Love can never truly exist without societal influence and standards. Humans are inherently social creatures who require interaction to thrive. We rely on family, friends, peers, and communities for support, guidance, validation, belonging, and emotional fulfillment. Our lives are shaped by social expectations from birth until death; therefore, these expectations become internalized and shape our perceptions and actions regarding love and romantic relationships.
Parents raise children with specific cultural values, and partners learn about love and relationships from their families, media, education, religion, and society. Love is an abstract concept that encompasses multiple aspects, including romance, attraction, friendship, compassion, and commitment. It involves physical, psychological, and emotional components that vary based on individual beliefs, experiences, and culture. Thus, it cannot be fully autonomous but rather mediated through external factors such as language, gender roles, social norms, and sexuality. Love's definition varies across cultures, historical periods, religions, ethnicities, geographies, socioeconomic classes, age groups, and eras. Its manifestation depends on individual preferences, cultural mores, environmental contexts, and personal circumstances. It may include various behaviors and feelings, including infatuation, longing, desire, passion, jealousy, attachment, loyalty, dependency, compromise, sacrifice, trust, intimacy, devotion, forgiveness, empathy, compatibility, respect, trustworthiness, honesty, affection, admiration, and appreciation. Love can be self-directed or directed towards others, ranging from platonic to intimate. Its expression varies from public displays of affection, private acts of kindness, sharing interests, spending time together, engaging in activities, exchanging gifts, supporting each other, providing for one another, protecting each other, being honest and open, communicating effectively, resolving conflicts, growing together, and experiencing life journeys. Therefore, love requires external validation and acceptance to exist, making it inherently social.

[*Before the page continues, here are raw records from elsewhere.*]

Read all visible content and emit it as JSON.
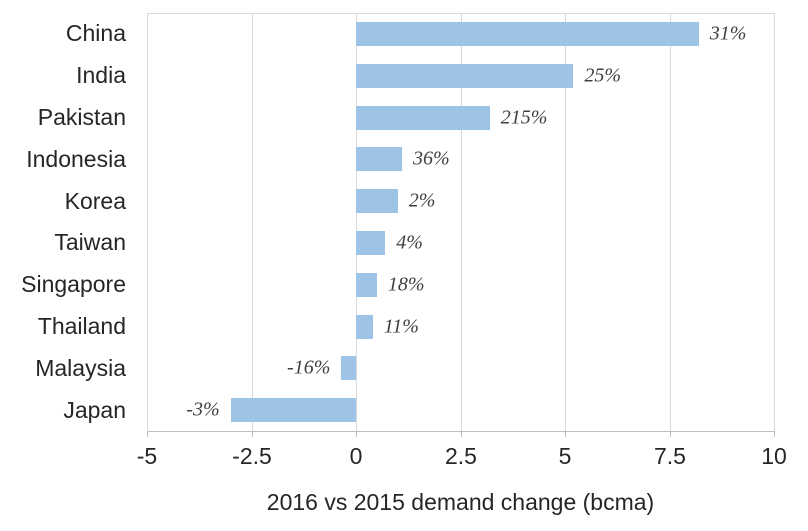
{
  "chart_data": {
    "type": "bar",
    "orientation": "horizontal",
    "title": "",
    "categories": [
      "China",
      "India",
      "Pakistan",
      "Indonesia",
      "Korea",
      "Taiwan",
      "Singapore",
      "Thailand",
      "Malaysia",
      "Japan"
    ],
    "values": [
      8.2,
      5.2,
      3.2,
      1.1,
      1.0,
      0.7,
      0.5,
      0.4,
      -0.35,
      -3.0
    ],
    "value_labels": [
      "31%",
      "25%",
      "215%",
      "36%",
      "2%",
      "4%",
      "18%",
      "11%",
      "-16%",
      "-3%"
    ],
    "xlabel": "2016 vs 2015 demand change (bcma)",
    "ylabel": "",
    "xlim": [
      -5,
      10
    ],
    "xticks": [
      -5,
      -2.5,
      0,
      2.5,
      5,
      7.5,
      10
    ],
    "xtick_labels": [
      "-5",
      "-2.5",
      "0",
      "2.5",
      "5",
      "7.5",
      "10"
    ],
    "grid": true,
    "legend": false,
    "colors": {
      "bar": "#9dc3e6",
      "gridline": "#d9d9d9",
      "axis": "#bfbfbf",
      "text": "#262626",
      "value_label_text": "#404040"
    }
  }
}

Can love ever be fully autonomous, or is it always mediated by social expectation?
Love can never be entirely independent of cultural standards, expectations, and norms that are constantly changing over time and space because humans are social creatures who live in societies with specific values and belief systems about relationships, intimacy, and commitment. In other words, whether we want to accept it or not, our upbringing, the media we consume, our family and friends' experiences, and the society we live in impact how we understand and feel love and develop romantic relationships.